Thailand must act quickly to stem its mounting current account deficit before it spirals into a current account crisis, says Finance Minister Ekniti Nitithanprapas.
In a post on his official Facebook page, Mr Ekniti said that while the government's emergency borrowing decree would increase public debt, the loans are necessary to accelerate Thailand's transition from fossil fuels to clean and renewable energy.
"If we fail to act now, we risk facing one crisis on top of another," he wrote, citing the fact that, after Thailand was hit by soaring oil prices in April and May, the country's current account, which had traditionally remained in surplus, swung into a deficit of nearly 500 billion baht over the past two months.
A major contributing factor was the sharp rise in the cost of crude oil and natural gas imports. If the situation persists and the geopolitical conflicts driving volatility in global oil prices continue, Thailand could face prolonged current account deficits, potentially leading to a current account crisis similar to those experienced in the past, he added.
Mr Ekniti said the government is therefore accelerating the country's energy transition by promoting the use of clean energy vehicles and biodiesel, particularly in public transport, while encouraging households to install rooftop solar systems through a comprehensive net-metering scheme that allows excess electricity to be sold back to the grid.
The government also plans to invest in upgrading the country's electricity transmission network, a key component of a nationwide smart grid. He noted that expansion of the transmission system has been limited by annual budget constraints, making it essential to accelerate investment.
"The 200-billion-baht loan may not be sufficient to finance Thailand's entire clean energy transition, but I intend for projects funded under this borrowing programme to serve as a catalyst, shortening the timeline for the urgent transition needed to strengthen the country's energy and economic security," he said.
Beyond the energy transition, Mr Ekniti said the government must also address long-standing structural weaknesses in the economy. One of the country's chronic problems, he said, is the lack of sufficient investment by both the public and private sectors over many years.
The government has designated this year as the "Year of Investment", focusing on infrastructure development, technological advancement and investment in human capital to enhance Thailand's long-term growth potential.
It also plans to remove regulatory obstacles to make investment easier, with the goal of restoring investment-led growth.
The government aims to gradually raise total investment to around 30% of GDP to strengthen Thailand's long-term economic capacity.
In recent years, Thailand has lacked the investment needed to strengthen its competitiveness. Prior to the 1997 economic crisis, total investment in Thailand accounted for as much as 40% of GDP, but the figure has declined to only 20%.
However, Mr Ekniti stressed that this new wave of investment must go beyond traditional projects and instead help restructure the economy while preparing the country for future industries.
In addition to government budget spending, he said, investment will also come from state enterprises, public-private partnership (PPP) projects and other financing mechanisms such as the Thailand Future Fund.
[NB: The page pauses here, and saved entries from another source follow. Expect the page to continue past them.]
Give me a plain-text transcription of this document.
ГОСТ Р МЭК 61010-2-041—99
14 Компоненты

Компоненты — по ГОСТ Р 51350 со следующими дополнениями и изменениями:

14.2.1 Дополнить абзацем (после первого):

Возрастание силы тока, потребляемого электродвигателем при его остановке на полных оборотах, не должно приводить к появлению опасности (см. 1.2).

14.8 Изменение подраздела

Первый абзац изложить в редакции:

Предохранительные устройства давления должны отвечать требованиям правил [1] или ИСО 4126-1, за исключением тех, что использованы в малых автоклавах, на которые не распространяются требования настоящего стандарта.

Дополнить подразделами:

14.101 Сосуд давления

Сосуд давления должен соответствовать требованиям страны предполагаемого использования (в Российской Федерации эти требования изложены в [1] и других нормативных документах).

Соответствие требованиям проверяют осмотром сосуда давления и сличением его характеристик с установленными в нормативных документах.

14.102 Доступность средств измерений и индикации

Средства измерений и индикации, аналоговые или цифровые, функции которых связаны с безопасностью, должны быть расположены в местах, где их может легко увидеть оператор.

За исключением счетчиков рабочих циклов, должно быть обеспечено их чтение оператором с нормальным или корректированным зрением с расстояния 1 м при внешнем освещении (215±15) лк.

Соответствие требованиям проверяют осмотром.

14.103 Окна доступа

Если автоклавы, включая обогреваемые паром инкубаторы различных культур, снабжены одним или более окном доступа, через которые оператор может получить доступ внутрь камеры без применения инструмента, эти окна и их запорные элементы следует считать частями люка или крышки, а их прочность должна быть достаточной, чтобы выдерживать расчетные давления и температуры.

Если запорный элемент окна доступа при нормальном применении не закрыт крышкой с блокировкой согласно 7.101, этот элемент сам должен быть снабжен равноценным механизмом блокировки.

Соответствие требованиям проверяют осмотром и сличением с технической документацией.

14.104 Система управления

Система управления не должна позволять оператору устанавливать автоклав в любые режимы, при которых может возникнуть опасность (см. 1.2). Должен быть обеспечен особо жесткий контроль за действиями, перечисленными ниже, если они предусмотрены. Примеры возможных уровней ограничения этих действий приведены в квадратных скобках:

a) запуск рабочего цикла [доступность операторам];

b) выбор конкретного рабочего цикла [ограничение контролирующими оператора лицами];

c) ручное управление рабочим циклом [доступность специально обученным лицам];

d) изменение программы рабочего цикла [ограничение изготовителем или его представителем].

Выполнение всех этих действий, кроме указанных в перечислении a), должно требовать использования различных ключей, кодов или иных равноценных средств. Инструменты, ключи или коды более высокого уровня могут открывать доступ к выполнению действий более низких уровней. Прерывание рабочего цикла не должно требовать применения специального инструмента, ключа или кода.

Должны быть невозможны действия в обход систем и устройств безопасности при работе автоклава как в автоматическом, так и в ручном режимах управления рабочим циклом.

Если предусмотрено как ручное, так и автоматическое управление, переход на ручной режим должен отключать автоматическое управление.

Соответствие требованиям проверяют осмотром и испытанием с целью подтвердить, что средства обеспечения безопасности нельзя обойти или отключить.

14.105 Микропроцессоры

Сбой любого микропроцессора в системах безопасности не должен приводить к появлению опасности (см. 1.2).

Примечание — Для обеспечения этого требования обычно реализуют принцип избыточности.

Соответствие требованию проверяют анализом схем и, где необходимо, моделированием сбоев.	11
A key priority is attracting foreign direct investment (FDI) through the Thailand FastPass mechanism, which is expected to generate around 900 billion baht in actual investment this year.
However, he said the government's objective is not merely to increase investment figures or FDI inflows.
"The more important question is how these investments will benefit Thailand, connect Thai businesses -- especially SMEs -- to global modern manufacturing supply chains, create jobs, and improve the quality of Thailand's workforce. These objectives will shape the Board of Investment's new investment incentive strategy," he said.
Mr Ekniti said these challenges stem from deep-rooted structural weaknesses, including economic growth below potential, declining competitiveness, chronic fiscal deficits caused by revenue growth lagging behind expenditure, and years of inadequate infrastructure investment -- particularly in clean energy, which has become critical infrastructure for the modern global economy.
"If we compare the economy to a patient, it is suffering from chronic cancer, and before it has recovered, additional complications have emerged," he said.
Mr Ekniti said the government's long-term objective is to lay the foundation for a stronger and more resilient economy based on what he called the "5T" framework: Target, Transition, Transform, Transparency and Together.
The framework aims to stabilise the economy in the short term ("Stabilise Today"), turn crises into opportunities through an accelerated transition ("Transition Now"), and invest in Thailand's long-term future ("Transform for Tomorrow"), while maintaining fiscal discipline throughout.